Nessuna delle metodologie attualmente utilizzate, prese singolarmente, è priva di problemi concettuali o statistici: complessità definitoria, carenza di dati, margini di errore, rischi di sovra- o sotto-stima, livelli di aggregazione o troppo elevati per poter essere utilizzati con finalità di prevenzione territoriale o settoriale, o troppo circoscritti a contesti o settori specifici e quindi difficilmente generalizzabili (Heywood e Rose, in Journal of Public Policy, 2014).

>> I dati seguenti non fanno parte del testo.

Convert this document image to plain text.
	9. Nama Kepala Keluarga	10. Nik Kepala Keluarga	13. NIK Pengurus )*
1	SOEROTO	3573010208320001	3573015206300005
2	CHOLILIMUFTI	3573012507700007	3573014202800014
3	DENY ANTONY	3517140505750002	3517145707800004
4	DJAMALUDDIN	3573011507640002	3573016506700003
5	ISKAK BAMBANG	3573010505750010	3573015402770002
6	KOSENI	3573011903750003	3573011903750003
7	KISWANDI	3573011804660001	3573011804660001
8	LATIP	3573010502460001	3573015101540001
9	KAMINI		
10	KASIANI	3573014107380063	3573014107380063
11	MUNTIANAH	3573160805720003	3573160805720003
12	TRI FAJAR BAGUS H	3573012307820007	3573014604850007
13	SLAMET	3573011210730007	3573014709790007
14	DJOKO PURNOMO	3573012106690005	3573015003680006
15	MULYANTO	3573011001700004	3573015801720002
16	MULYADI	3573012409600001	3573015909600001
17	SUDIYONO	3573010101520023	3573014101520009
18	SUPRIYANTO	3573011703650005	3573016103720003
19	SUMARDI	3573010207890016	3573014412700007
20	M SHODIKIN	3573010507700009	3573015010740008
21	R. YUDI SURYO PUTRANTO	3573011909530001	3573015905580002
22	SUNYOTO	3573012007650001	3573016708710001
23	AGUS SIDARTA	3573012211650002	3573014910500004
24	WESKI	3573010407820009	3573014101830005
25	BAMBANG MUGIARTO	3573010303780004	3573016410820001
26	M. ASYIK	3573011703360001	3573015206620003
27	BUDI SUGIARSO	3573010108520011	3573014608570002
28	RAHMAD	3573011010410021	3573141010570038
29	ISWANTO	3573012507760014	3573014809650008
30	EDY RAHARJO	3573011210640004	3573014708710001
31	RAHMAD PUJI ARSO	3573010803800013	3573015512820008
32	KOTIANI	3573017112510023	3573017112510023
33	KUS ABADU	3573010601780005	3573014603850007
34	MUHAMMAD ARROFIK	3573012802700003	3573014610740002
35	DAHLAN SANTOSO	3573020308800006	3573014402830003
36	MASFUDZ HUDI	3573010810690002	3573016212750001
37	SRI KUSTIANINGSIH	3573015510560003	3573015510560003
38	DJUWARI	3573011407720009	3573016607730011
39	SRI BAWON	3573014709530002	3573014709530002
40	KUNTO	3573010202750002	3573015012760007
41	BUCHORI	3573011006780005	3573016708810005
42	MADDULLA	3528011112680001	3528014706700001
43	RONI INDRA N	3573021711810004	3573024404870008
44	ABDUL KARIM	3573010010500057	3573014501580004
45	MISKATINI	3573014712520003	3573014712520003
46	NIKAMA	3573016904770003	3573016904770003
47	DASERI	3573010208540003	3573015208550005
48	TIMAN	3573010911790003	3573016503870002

Queste limitazioni non devono tuttavia essere utilizzate come un’arma per depotenziare l’importanza della misurazione e per ridimensionare i progressi della ricerca scientifica e dei progetti condotti dalle istituzioni nazionali ed internazionali preposte al contrasto della corruzione. Se, da un lato, la consapevolezza delle difficoltà di misurazione può sfociare in un atteggiamento di sfiducia rispetto alla qualità e affidabilità degli indicatori esistenti, dall’altro evidenzia la necessità di sviluppare metodi di misurazione sempre più rigorosi e attendibili, da utilizzare (si spera) nei processi decisionali. L’analisi quantitativa del fenomeno rappresenta quindi un contributo complementare alle analisi di tipo qualitativo che non ha solo una valenza conoscitiva ma è condizione necessaria, anche se non sufficiente, a garantire azioni di contrasto che siano fondate su indicatori di vario tipo, prodotti a livello nazionale ma anche e soprattutto a livello regionale e settoriale dove si manifestano i deficit maggiori.